Der Mistral

Der Mistral ist mein Freund. Manche mögen diesen Wind nicht sehr, ich liebe ihn. Er fegt alle Wolken weg, er lässt die Farben erstrahlen und er treibt Spässe mit den Menschen und Tieren. Manche regen sich zwar über diese Spässe auf. Ich muss immer lachen. Und manche wissen auch, warum das so ist.

Es ist Ostern 2012. Wir fahren nach Les Saintes Maries de la Mer. Ins Herz der Camargue über den Pont Sylvéréal, der kleinen Rhone entlang mit einem Zwischenhalt an einem besonderen Platz. Ich verweile dort immer einen ruhigen Moment lang, um das Land und einige Erinnerungen in mir aufzunehmen. Denn egal was ringsum los ist, was tobt, was lärmt, was sich bewegt, dort ist eine besondere und schöne Ruhe, etwas, das eindringt und von dem Moment an bin ich ganz zuhause angekommen. Es ist nicht leicht zu erklären, was ich dort empfinde. Es ist nicht einmal Trauer, es ist ein tiefes Gefühl der Zugehörigkeit. Ein Lächeln erfasst mich. Und wenn es ist wie heute, wenn der Mistral mit mir seine Spässe treibt, dann noch mehr. Das Land hat mich wieder und ich hab es wieder. Wir sind wieder eine Einheit.

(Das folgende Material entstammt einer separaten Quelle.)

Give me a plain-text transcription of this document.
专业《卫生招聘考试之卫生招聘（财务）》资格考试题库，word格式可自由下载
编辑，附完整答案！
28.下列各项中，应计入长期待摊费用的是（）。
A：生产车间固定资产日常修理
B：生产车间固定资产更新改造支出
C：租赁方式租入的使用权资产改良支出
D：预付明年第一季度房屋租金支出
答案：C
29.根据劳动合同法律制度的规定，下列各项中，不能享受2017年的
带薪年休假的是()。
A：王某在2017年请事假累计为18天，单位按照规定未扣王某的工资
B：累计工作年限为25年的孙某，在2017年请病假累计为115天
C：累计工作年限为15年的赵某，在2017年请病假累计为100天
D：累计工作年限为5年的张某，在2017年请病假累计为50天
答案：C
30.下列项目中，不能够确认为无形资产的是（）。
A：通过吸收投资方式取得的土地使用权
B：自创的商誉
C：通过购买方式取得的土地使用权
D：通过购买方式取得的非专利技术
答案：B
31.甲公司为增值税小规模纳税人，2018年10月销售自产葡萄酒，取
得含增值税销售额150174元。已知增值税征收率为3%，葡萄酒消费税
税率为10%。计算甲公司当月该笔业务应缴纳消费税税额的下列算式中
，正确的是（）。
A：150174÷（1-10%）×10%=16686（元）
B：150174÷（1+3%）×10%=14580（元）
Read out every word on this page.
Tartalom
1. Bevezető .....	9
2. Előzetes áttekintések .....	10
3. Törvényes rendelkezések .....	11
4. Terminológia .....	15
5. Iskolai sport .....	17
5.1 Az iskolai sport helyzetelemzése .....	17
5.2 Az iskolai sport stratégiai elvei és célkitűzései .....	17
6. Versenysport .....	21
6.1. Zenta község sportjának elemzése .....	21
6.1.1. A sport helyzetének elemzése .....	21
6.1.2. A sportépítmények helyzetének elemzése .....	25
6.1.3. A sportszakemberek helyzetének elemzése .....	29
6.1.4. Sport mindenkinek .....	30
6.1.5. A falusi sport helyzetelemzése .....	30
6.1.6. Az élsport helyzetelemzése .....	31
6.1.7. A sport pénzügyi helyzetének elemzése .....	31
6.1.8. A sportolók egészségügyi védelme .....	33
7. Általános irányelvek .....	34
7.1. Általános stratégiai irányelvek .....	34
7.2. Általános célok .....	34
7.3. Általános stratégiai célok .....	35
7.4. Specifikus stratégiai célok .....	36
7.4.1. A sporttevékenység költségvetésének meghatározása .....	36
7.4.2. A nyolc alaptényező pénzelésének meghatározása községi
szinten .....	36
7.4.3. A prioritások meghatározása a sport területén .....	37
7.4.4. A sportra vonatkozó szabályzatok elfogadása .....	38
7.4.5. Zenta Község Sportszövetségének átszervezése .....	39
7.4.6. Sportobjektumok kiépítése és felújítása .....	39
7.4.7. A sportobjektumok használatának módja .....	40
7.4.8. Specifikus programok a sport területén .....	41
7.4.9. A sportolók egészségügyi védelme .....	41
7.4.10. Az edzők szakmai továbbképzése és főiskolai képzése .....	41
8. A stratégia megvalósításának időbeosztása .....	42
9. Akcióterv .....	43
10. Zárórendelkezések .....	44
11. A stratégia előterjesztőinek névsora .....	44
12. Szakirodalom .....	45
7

Wir fahren in den Ort hinein. Natürlich sind heute sehr viele Menschen hier. Es ist Ostern, einige sind angereist. Doch eigentlich sehe ich sie nicht einmal wirklich. Ich sehe den Ort und auch wenn die Kirche gerade renoviert wird aussen, hat sie ihr Besonderes bewahrt. Diese Kirche ist nicht üppig überladen, sie ist einfach geblieben und strahlt gerade in ihrer Einfachheit eine Stille und Ehrfurcht aus, die ich sonst in solchen Kirchen nicht spüre. Hier ist es vorhanden. Eines meiner Rituale, auch wenn ich selbst nicht katholisch bin, ist es bei Sara, der Schutzpatronin der Fahrenden, vorbeizusehen und dort eine Kerze für meine Freunde, die nicht mehr unter uns weilen anzuzünden. Es hat nichts mit dem Glauben oder der Kirchen-Institution zu tun. Es hat aber mit meinen persönlichen Erinnerungen zu tun und ist für mich wichtig geworden. Und diesmal habe ich die Kerze für drei Menschen angezündet, die mir besonders nah kamen und gingen oder gehen mussten. Für Jamie, Jo und für Inga und ein wenig auch für Roger. Er war auch ein guter Freund und war mein Zeichnen-Meister. Er hat das alles auch wahrgenommen und gespürt, war auch sensibel, feinfühlig und ein Künstler durch und durch. Also eigentlich für vier Menschen.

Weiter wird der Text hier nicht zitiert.